I’m hoping they don’t change the requirements for an entry-level tenure track from an MS to a PhD in my field because, I mean, my insanity has its limits.

 Y’know though— and this seems like uncommon knowledge— professors can make bank to the tune of close to 200k, although, really, I’m cool with 50k full-time for a job that doesn’t suck all the time out of you. It still probably will, but I’ll do it out of my own free will and not of my master’s bidding because I am a free man! The only person allowed to make my life unnecessarily hard and complicated is me, m’sieurs et m’mselles!

This is because I intend to make my exams essay-heavy, which will be a bitch to grade, but will fairly appraise comprehension of the material. Appropriate enough, methinks, since comprehension can mean life and death in dem medicinal matters.
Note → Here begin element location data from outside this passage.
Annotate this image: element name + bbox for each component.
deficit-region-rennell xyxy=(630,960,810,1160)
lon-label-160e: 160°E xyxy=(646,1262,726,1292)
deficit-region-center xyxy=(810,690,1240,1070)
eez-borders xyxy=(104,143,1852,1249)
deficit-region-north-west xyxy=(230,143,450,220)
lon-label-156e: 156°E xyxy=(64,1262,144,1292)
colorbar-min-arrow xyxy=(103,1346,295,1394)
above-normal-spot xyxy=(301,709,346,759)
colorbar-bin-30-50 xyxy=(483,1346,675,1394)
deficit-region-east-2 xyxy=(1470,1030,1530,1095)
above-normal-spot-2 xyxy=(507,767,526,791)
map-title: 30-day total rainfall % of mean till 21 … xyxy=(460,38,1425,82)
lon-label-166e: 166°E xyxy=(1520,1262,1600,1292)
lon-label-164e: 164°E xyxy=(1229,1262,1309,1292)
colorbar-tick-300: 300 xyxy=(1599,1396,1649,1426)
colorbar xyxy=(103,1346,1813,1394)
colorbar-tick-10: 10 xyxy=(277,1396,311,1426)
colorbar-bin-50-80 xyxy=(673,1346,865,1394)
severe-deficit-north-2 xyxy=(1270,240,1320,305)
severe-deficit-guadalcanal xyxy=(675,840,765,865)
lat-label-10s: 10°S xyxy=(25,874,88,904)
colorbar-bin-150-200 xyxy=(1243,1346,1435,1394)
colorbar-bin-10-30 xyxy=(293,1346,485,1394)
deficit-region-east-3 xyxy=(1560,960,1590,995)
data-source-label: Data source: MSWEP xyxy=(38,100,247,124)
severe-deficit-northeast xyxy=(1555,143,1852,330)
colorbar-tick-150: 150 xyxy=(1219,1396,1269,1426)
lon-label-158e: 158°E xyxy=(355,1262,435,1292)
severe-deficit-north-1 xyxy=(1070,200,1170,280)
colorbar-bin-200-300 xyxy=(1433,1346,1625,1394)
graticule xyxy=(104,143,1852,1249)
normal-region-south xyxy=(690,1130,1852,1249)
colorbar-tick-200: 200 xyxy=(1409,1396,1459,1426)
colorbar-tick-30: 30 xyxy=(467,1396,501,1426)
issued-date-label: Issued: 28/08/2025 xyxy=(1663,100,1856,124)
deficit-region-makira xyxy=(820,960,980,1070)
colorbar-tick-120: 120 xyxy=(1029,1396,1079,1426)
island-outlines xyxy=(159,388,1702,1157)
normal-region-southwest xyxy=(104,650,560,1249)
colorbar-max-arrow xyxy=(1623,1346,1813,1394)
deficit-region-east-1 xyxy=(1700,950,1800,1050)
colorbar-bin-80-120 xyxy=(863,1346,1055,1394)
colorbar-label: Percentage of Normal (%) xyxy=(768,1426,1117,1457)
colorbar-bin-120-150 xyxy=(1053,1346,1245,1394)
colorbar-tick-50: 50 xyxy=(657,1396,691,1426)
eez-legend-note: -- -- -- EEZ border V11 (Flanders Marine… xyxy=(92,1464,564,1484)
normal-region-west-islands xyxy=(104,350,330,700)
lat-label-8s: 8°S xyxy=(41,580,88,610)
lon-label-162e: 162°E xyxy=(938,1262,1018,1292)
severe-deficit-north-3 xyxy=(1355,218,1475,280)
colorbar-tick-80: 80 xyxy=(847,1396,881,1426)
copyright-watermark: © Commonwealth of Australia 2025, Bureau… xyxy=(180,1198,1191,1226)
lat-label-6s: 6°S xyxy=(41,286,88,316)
“So, is my answer right?” my Physiology study groupmate asks me.

“Hmmmm,” I take a couple seconds, “yeaaah I guess.”

“What do you mean ‘you guess’? Do you know what the answer is?”

“I mean, it’s not exactly accurate. Okay, so actually, technically, this should be…”

“Oh god,” she says, exasperated, “just assume it’s the same thing. That’s what they are to me.”

“Welp, too bad I’m a pedantic bastard. I mean, I guess in this case they are kind of the same.”

 ”You’ll be such a hard teacher.”

“Hey, I’d still give you credit for it! I mean, I’d probably give more credit to an exact answer, but I’ll still give you credit. I’ll probably scribble stuff on your paper just to make sure you know what’s what though. For larnin’, y’know.”

Heck, I’d teach part-time as a lucrative hobby and general life-satisfaction index booster.